I am reading the following paper, which describes a technique based on image reconstruction with PCA:
Luis Malagón-Borja, Olac Fuentes, Object detection using image reconstruction with PCA, Image and Vision Computing, Volume 27, Issue 1, 2009, Pages 2-9, ISSN 0262-8856, http://dx.doi.org/10.1016/j.imavis.2007.03.004.

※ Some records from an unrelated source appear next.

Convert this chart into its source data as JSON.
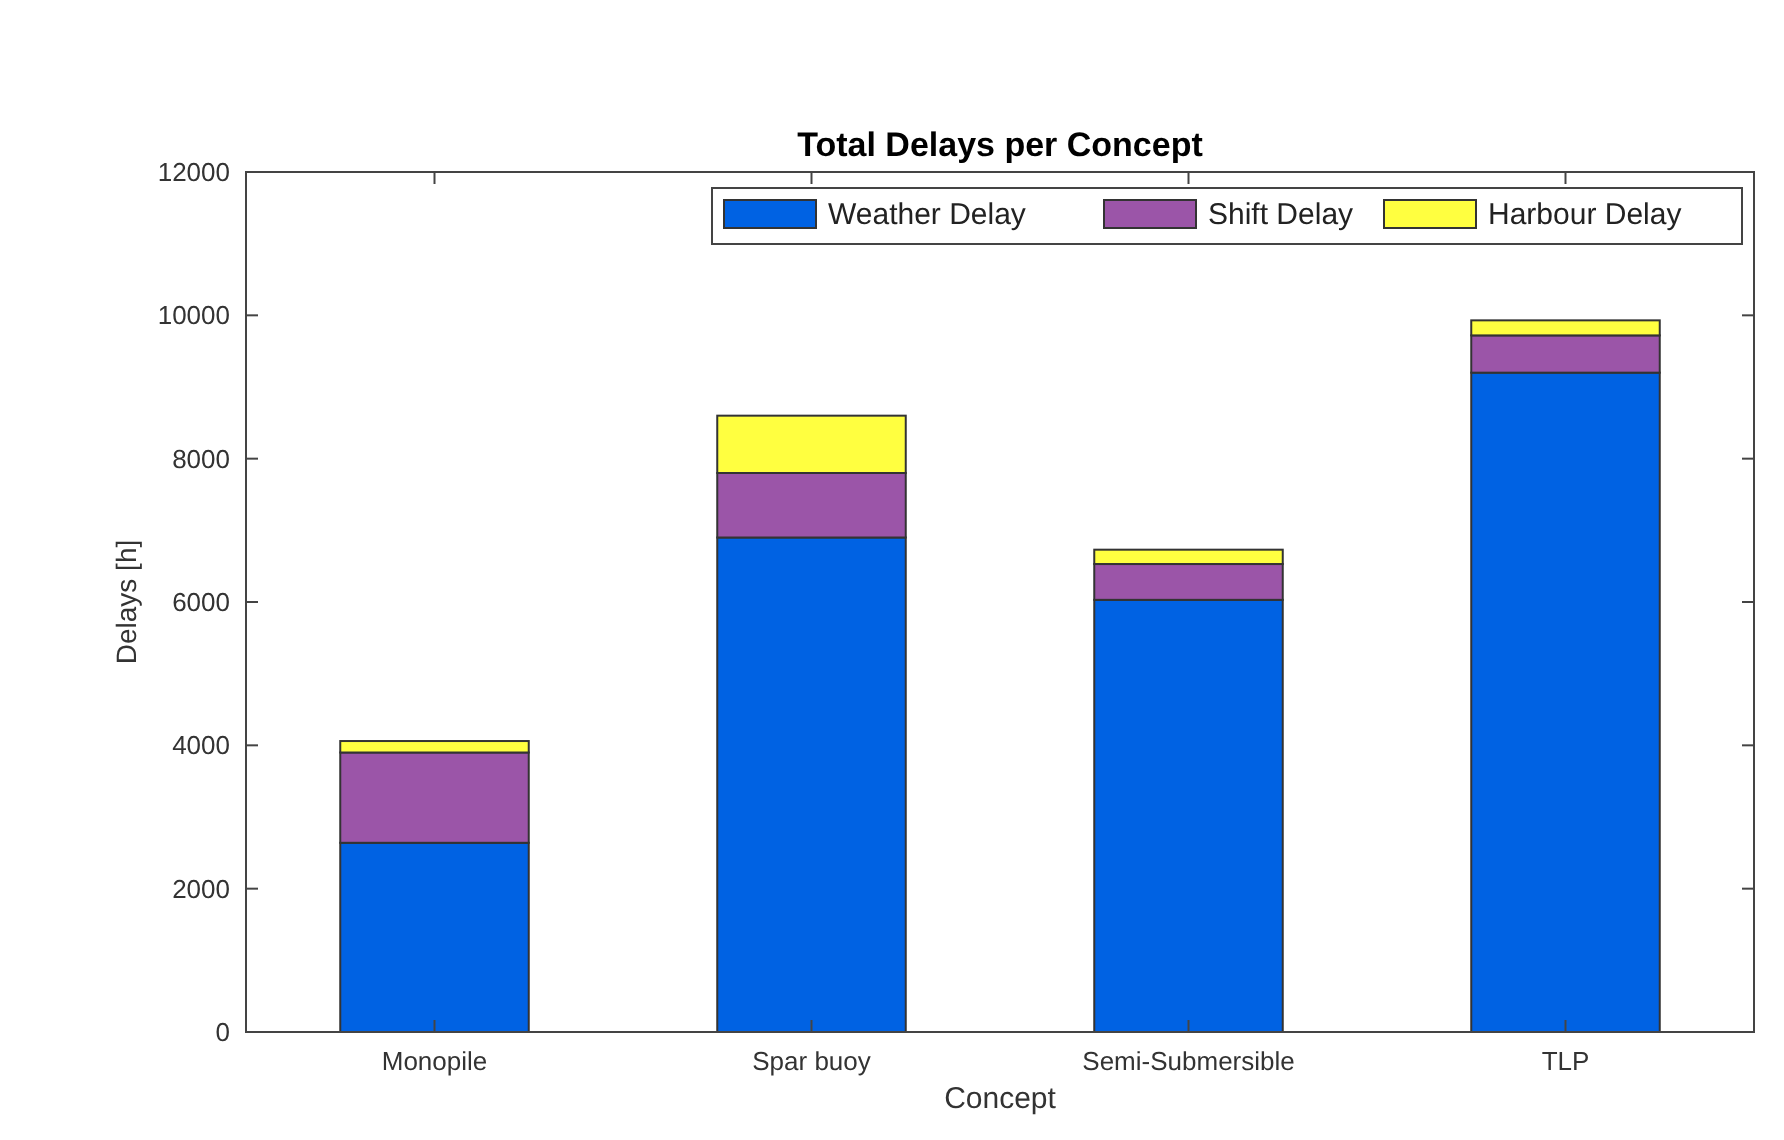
{
  "chart_data": {
    "type": "bar",
    "stacked": true,
    "title": "Total Delays per Concept",
    "xlabel": "Concept",
    "ylabel": "Delays [h]",
    "categories": [
      "Monopile",
      "Spar buoy",
      "Semi-Submersible",
      "TLP"
    ],
    "series": [
      {
        "name": "Weather Delay",
        "color": "#0062e3",
        "values": [
          2640,
          6900,
          6030,
          9200
        ]
      },
      {
        "name": "Shift Delay",
        "color": "#9b55a8",
        "values": [
          1260,
          900,
          500,
          520
        ]
      },
      {
        "name": "Harbour Delay",
        "color": "#ffff40",
        "values": [
          160,
          800,
          200,
          210
        ]
      }
    ],
    "ylim": [
      0,
      12000
    ],
    "yticks": [
      0,
      2000,
      4000,
      6000,
      8000,
      10000,
      12000
    ],
    "grid": false,
    "legend": "top right"
  }
}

The relevant step is where the reconstruction error is described. Given an image $u$, its projection $p$ onto a set of principal components $P$ (computed from an image set) is given by $p = P(u - \mu)$, where $\mu$ is the mean of the image $u$ as a vector. Thus, its reconstruction $u'$ is given by: $$u' = P^{T}p + \mu = P^{T}P(u - \mu) + \mu.$$ What I am having trouble understanding is the following. If P is the set of principal components obtained via PCA, it is also an orthogonal matrix. If P is orthogonal, wouldn't it be the case that $P^{T}P=PP^{T}=I$, and consequently $u' = u$? I am sure that I am interpreting something wrong, since this would imply a perfect reconstruction no matter what dataset P was computed from.

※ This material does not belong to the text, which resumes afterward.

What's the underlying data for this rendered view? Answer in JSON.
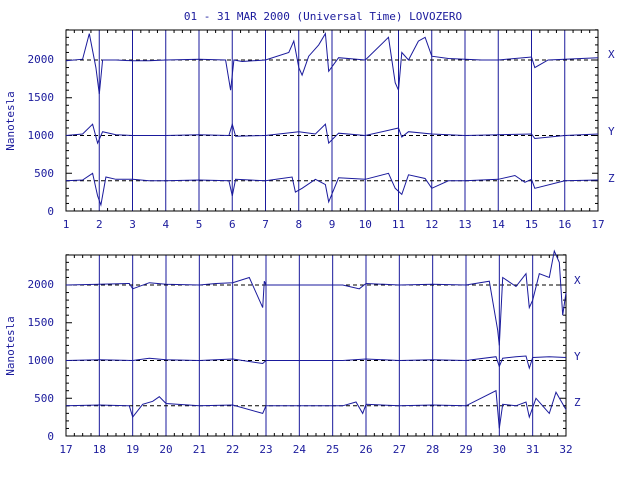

$P$ is the matrix whose columns are the first $k$ eigenvectors of $C$.
Hence, $P \in \mathbb{R}^{ rc \times k}$
Hence $P^TP =I_k \in \mathbb{R}^{k \times k}$.
Also $PP^T \in \mathbb{R}^{rc \times rc}$, if $k < rc$, this is a singular matrix.
Remark: I do think the authors are confused about $PP^T$ and $P^TP$.
The matrix multiplication $p=P(u - \mu)$ does not makes sense as the size is not compatible.